Environmental legislation on the use and emission of volatile organic components (VOC) is causing a change from conventional solvent-borne coatings to waterborne coatings. Even though the quality of currently available waterborne coatings is getting close to that of solvent-borne coatings, some significant drawbacks still exist. The most important quality difference is noticeable in waterborne non-pigmented coatings that are used in clear-coats, stains and varnishes on a variety of different substrates. Due to the fact that most waterborne coatings comprise waterborne binders that are composed of dispersed polymer particles, the wet coating will be opaque or milky so it lacks the in-can clarity (ICC) associated with solvent-borne coatings. This property is best described as the ability of visible light to pass through the polymer dispersion. The less light is absorbed and scattered by the vinyl polymer dispersion the better the ICC. The ICC is characterised by the transparency value measurement as described below.

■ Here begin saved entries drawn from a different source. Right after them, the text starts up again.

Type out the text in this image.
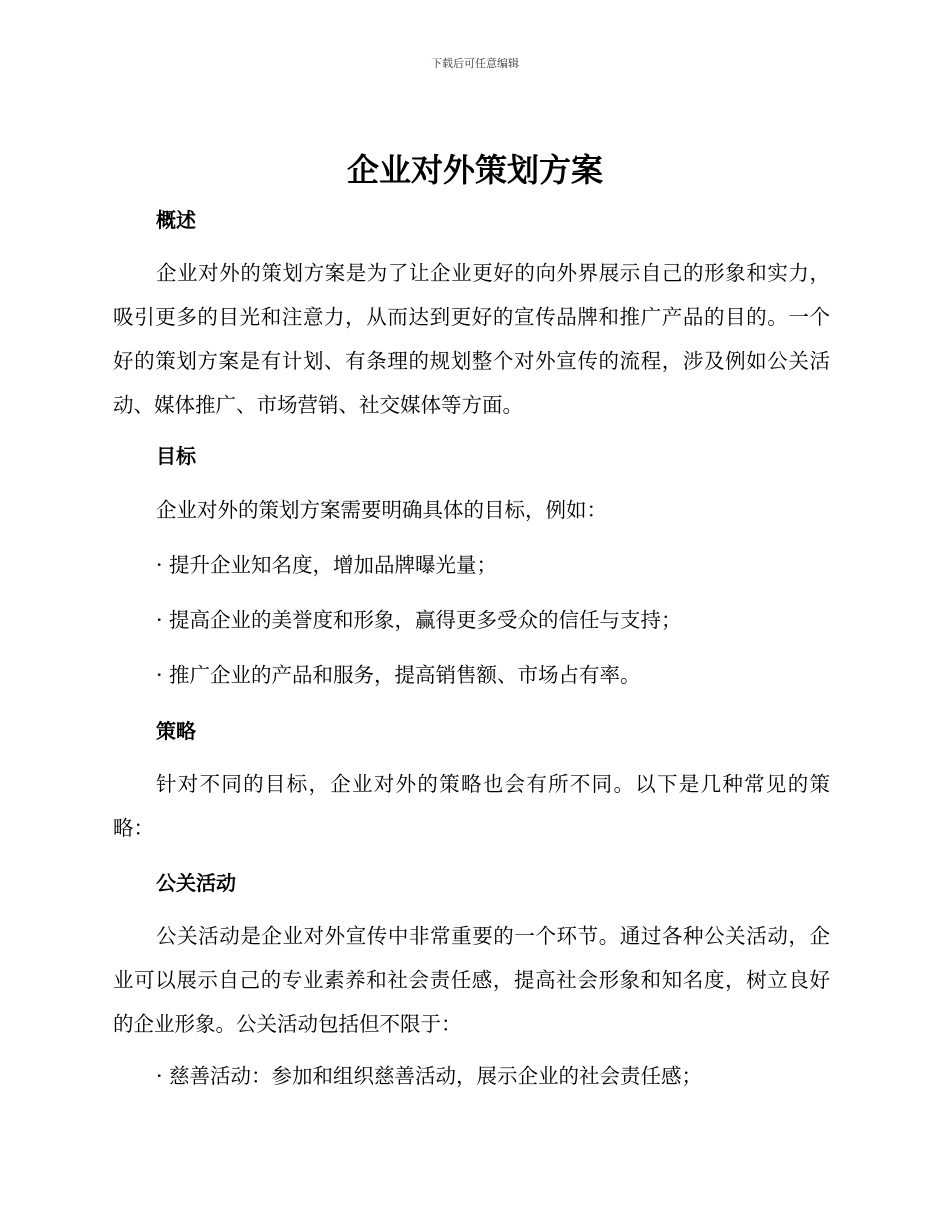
下载后可任意编辑
企业对外策划方案
概述

企业对外的策划方案是为了让企业更好的向外界展示自己的形象和实力，吸引更多的目光和注意力，从而达到更好的宣传品牌和推广产品的目的。一个好的策划方案是有计划、有条理的规划整个对外宣传的流程，涉及例如公关活动、媒体推广、市场营销、社交媒体等方面。

目标

企业对外的策划方案需要明确具体的目标，例如：

· 提升企业知名度，增加品牌曝光量；

· 提高企业的美誉度和形象，赢得更多受众的信任与支持；

· 推广企业的产品和服务，提高销售额、市场占有率。

策略

针对不同的目标，企业对外的策略也会有所不同。以下是几种常见的策略：

公关活动

公关活动是企业对外宣传中非常重要的一个环节。通过各种公关活动，企业可以展示自己的专业素养和社会责任感，提高社会形象和知名度，树立良好的企业形象。公关活动包括但不限于：

· 慈善活动：参加和组织慈善活动，展示企业的社会责任感；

Upon application of the coating, the wet coating layer will have a white to bluish appearance that will slowly disappear upon drying. In many cases the dry waterborne coating will also have a lower level of transparency compared to a solvent-borne coating. In a number of applications such as clear wood-coatings, these effects are highly undesirable so there is a need for waterborne coatings that have improved wet and dry coating clarity. One of the reasons for bad dry film clarity is insufficient film-formation or coalescence. In order to promote coalescence, waterborne coatings still contain significant amounts of VOC to reduce the minimal film-formation temperature (MFT) of the polymer dispersion.
When a waterborne coating is required that has good hardness, block and print resistance, the polymer dispersion should have a glass transition temperature (Tg) well above ambient temperature. In particular for such high Tg polymers, the level of VOC required for making sure that proper film formation takes place at ambient temperatures or below, will be too high to meet the current maximum level allowed by legislation. Therefore reduction of the MFT can no longer depend solely on the plasticizing effect of organic solvents.

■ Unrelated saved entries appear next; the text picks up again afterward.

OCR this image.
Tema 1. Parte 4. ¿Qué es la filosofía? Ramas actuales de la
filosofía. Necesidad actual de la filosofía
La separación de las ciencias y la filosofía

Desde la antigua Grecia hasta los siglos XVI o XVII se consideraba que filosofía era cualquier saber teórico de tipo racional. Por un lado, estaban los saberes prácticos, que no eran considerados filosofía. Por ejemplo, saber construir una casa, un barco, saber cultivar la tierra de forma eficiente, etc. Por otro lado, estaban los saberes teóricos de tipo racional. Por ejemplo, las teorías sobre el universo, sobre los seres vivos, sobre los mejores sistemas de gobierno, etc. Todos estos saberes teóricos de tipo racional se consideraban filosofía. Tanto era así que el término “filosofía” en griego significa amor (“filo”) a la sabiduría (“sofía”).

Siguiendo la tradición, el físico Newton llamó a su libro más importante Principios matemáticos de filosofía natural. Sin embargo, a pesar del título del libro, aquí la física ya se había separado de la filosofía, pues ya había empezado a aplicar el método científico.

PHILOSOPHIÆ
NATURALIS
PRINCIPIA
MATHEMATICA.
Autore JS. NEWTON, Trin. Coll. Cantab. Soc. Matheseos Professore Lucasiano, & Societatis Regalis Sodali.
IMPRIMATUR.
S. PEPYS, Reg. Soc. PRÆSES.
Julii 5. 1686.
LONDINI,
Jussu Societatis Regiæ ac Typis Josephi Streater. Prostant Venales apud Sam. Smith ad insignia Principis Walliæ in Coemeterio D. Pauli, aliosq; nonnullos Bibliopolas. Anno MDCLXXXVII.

A number of approaches have been developed to achieve reduction of MFT at ambient temperatures or below by designing the morphology of the dispersed polymer particles in vinyl polymers dispersions. Examples of such approaches are discussed by Heuts et al. in “Influence of morphology on the film formation of acrylic dispersions” ACS Symposium Series (1996), 648 (Film Formation in Waterborne Coatings), 271-285, where combinations of hard and soft polymer fractions either as blends or in sequential polymerization are described. However, having a significant amount of low Tg polymer present in the polymer composition will have a negative influence on the coating properties such as chemical resistance, hardness and block resistance.
EP0758364 (WO95-29963, Overbeek et al.) describes an aqueous composition having an optimized compromise of on one hand film forming properties and on the other hand coating properties, in particular Koenig hardness. The composition comprises a low molecular weight hydrophilic first stage polymer (oligomer). A draw-back of the process used is the fact that the oligomer has to be dissolved by the addition of a base prior to the polymerization of the second stage polymer. The alkaline solution of the oligomer acts as a polymeric dispersant stabilizing the second stage polymer. The oligomer is provided with crosslinkable groups to reduce water-sensitivity in the resulting coating caused by the low molecular weight hydrophilic oligomer. Further, inevitably the pH of the final polymer dispersion will be alkaline which is often not desirable for example when used in coatings for alkali sensitive substrates such as oak. Furthermore, the molecular weight of the oligomer must be relatively low to prevent that the viscosity of the alkaline solution will become too high or the dispersant action of the solubilized first stage polymer will be lost resulting in the formation of a product with a broad particle size distribution, lacking transparency and substantial formation of coagulum. Low molecular weight hydrophilic components are a disadvantage for the resulting coating properties.
EP 1008 635 B1 (Bardman et al.) describes a core-shell polymer where a first polymer contains from 0.5% to 7%. preferably from 1% to 5%, of a copolymerized monoethylenically unsaturated ionic monomer, based on the weight of the first polymer. A second polymer is polymerized in the presence of the first polymer. In this second polymer 0.25% to 6% (based on the weight of said second polymer) of copolymerized multi-ethylenically unsaturated monomer has to be present in the second stage. This patent uses a reactor pre-charge with a low concentration of inorganic salts, but there is no mention of the type of surfactant needed to obtain the desirable combination of properties. Even though a particle size from 30 to 500 nm is mentioned, all examples have particle sizes above 90 nm, so the dispersions do not have the required in can clarity. The use of chain-transfer agents is mentioned, but the patent is silent about the molecular weight range needed to have a good balance between minimal film-formation temperature and hardness.